Drive

In theaters.

Nicolas Winding Refn’s Drive is a meticulously composed, sleekly stylized film. The problem for me is that its style isn’t really to my taste. Knocking a movie is easy when it sports obvious flaws, when it feels awkward or haphazard or just plain stupid, but Drive is none of those things. Every line, every shot, every sound cue and beat feels extraordinarily purposeful. I understand the thinking behind some of the aesthetic choices even when that aesthetic doesn’t appeal to me, which makes assessing it remarkably difficult. Do I respect Drive? Yes, absolutely. Did I enjoy Drive? Well, sometimes. It’s a fascinating, frustrating, bewitching, disquieting work. I’m glad I saw it, and I never want to see it again.

The movie stars Ryan Gosling as an unnamed driver of stunt vehicles by day and getaway cars by night, both gigs arranged by Shannon (Bryan Cranston), who owns a garage but dreams of more. As for the driver, he’s a quiet, solitary man who doesn’t seem to dream of much of anything—at least until he falls into a chaste but tender relationship with Irene (Carey Mulligan), the beautiful young mother who lives in the apartment next door. When Irene’s husband, Standard (Oscar Isaac), gets out of prison, trouble follows him, and the chivalrous driver offers to help. From there, everything goes wrong in classic noirish fashion.

I think it’s best to state upfront that although that premise might sound like that of a fast-paced, sexy thriller, Drive doesn’t fit that mold. The movie features exactly two big driving scenes (both of them sharp, taut nail-biters, for what it’s worth); far more typical of Drive are the protracted, glowingly lit scenes of romance between the driver and poor lonely Irene and, later, the protracted, shockingly graphic scenes of violence both inflicted on and perpetrated by the driver. Refn paces everything with cool deliberation and films it with an artist’s love of mise-en-scène: oftentimes the characters aren’t so much moving through the world as they are posing for the camera.

And Drive truly is stunning to look at, if a bit too steeped in ’80s style for my tastes. (The use of slow motion and even slower dissolves makes me cringe, and the less said about the synth-heavy soundtrack, the better.) This is a movie better represented by screen shots than clips. The dramatic use of light and shadow is downright painterly, and the recurring super-saturated reds are marvelously evocative.

But Drive isn’t all pretty prettiness on screen. It’s also shockingly violent—and not in a glamorous, Hollywood way but in a joltingly ugly, stomach-churning way. Intellectually, I respect Refn’s apparent refusal to glamorize violence, his commitment to make it horrifying whether the hero or villain is wielding the hammer—I really, truly do respect that—but in practice, it’s excruciatingly hard to watch.
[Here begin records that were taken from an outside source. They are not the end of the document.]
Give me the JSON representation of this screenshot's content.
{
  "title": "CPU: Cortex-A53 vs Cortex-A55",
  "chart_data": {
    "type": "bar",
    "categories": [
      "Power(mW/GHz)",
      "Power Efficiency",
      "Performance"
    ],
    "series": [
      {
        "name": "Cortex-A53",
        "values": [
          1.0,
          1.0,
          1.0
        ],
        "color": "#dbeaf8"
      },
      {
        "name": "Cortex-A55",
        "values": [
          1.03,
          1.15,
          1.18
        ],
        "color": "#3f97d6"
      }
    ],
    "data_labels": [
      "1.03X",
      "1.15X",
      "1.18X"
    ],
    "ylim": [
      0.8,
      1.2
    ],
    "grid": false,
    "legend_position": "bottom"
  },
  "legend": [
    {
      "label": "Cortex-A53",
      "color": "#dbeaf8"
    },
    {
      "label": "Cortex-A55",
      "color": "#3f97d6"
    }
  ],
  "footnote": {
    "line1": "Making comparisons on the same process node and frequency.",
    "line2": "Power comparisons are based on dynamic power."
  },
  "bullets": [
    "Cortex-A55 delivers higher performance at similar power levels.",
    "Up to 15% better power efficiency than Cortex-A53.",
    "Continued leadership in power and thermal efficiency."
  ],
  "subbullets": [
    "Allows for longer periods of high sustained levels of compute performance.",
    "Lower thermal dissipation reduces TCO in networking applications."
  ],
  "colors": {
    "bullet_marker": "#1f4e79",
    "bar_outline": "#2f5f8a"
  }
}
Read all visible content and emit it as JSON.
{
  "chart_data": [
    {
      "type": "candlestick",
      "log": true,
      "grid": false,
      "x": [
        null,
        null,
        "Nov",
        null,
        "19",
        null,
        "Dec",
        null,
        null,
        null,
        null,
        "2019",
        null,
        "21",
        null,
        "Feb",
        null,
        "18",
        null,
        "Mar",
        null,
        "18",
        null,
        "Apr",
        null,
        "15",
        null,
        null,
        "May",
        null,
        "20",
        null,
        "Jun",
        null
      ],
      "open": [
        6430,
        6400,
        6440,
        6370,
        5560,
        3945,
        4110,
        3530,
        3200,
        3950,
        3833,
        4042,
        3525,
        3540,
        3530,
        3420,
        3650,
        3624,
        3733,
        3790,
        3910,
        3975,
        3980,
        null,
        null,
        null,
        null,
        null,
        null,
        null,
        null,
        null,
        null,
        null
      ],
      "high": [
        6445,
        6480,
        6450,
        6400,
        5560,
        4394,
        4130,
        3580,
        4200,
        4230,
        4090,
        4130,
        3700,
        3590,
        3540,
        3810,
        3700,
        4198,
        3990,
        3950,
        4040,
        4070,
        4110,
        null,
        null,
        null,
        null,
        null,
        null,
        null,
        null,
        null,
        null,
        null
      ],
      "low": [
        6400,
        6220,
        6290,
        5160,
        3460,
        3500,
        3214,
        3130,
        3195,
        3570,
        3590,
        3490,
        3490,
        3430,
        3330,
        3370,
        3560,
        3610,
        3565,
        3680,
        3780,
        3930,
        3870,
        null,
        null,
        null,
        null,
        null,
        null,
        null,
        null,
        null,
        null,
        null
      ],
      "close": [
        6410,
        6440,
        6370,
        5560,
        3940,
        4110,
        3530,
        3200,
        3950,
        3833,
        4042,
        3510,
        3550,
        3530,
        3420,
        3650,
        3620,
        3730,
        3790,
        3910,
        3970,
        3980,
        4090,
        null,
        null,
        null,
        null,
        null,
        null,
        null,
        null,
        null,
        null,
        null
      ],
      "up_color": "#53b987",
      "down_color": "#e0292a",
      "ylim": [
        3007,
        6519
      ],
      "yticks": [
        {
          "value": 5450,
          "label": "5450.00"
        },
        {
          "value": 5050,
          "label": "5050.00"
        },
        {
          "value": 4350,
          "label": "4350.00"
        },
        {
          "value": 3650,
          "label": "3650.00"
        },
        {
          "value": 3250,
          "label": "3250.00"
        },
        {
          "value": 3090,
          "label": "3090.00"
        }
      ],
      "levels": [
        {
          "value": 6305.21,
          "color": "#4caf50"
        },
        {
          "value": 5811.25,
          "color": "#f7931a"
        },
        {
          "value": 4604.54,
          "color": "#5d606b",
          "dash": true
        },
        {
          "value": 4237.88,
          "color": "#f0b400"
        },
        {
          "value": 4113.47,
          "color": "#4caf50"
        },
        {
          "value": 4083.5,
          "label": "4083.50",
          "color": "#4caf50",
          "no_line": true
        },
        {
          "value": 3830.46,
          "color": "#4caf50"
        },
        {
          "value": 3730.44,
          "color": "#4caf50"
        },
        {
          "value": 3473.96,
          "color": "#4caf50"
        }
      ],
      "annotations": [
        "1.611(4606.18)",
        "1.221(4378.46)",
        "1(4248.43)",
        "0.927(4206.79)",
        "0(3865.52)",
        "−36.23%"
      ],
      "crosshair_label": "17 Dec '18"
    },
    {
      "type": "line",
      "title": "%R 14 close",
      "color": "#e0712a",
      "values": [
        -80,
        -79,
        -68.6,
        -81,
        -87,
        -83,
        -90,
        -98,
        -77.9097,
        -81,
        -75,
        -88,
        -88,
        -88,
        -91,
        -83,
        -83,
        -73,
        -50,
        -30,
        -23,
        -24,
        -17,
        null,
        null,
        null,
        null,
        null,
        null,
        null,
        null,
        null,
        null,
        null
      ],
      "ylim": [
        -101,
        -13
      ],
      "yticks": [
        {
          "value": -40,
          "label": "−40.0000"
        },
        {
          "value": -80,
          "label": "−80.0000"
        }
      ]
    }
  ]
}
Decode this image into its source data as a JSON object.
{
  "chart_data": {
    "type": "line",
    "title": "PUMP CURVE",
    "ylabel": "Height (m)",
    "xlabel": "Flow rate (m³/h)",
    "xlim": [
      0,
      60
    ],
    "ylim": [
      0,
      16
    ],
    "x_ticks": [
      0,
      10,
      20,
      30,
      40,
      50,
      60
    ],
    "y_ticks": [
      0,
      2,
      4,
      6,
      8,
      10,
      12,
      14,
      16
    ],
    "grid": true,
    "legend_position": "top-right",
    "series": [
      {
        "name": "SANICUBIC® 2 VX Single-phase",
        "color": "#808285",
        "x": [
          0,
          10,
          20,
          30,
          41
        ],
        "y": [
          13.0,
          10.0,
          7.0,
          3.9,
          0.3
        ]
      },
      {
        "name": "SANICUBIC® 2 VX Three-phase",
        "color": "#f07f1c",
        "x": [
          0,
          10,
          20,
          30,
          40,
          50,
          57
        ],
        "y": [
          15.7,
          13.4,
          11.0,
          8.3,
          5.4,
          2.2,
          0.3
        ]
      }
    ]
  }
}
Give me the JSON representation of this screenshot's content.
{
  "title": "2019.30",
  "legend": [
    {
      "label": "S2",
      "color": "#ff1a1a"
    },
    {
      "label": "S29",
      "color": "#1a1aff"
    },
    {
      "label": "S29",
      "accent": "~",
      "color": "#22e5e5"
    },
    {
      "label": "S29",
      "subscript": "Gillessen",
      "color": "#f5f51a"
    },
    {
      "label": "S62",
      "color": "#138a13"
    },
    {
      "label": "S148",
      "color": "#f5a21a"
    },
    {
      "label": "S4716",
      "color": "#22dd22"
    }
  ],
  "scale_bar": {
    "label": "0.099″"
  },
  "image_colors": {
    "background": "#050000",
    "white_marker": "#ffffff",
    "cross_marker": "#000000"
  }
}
Of course, that is part of the point of the movie: the slow reveal that the driver, though solid behind the wheel, is dangerously unstable in real life. Gosling unstintingly portrays the dark side of the would-be modern-day knight, though the driver remains something of an enigma to the end. At least he has more to work with than poor Mulligan, who has nothing to do but look sad and vulnerable, your classic damsel in distress. The best characters are the criminals played by the more seasoned actors. Cranston is endearingly sympathetic as the striving, well-meaning, but luckless garage owner, and Albert Brooks delivers an astonishingly effective performance as a ruthless local crime boss. (Seriously, I had no idea Brooks had it in him to be so goddamn scary. I’m impressed.)

Worrying overmuch about characterization is probably to miss the point, though. Hossein Amini’s screenplay, an adaptation of the novel by James Sallis, is already exceedingly spare, and Refn boils it down to a somewhat inscrutable, dark-as-midnight modern-day fairy tale. (I do wish they’d cut the bizarre references to the fable of the scorpion and the frog. That story doesn’t apply to the driver’s situation in the slightest, so why the movie references it—and goes so far as to outfit the driver in a hideous satin jacket with an embroidered scorpion on the back—is beyond me.) Drive isn’t a character study; it’s a dazzling exercise in style, putting an art-house sheen on a grindhouse story, with allusions to a whole host of films from the ’70s and ’80s. I have no doubt that Refn and Gosling accomplished exactly what they set out to do, and I congratulate them on it. I might be too turned off by the ’80s revival and the brutal eye injuries to warm to the thing, but I’ll happily admit that Drive is a gorgeous film. I enjoyed it much more than most movies I don’t enjoy.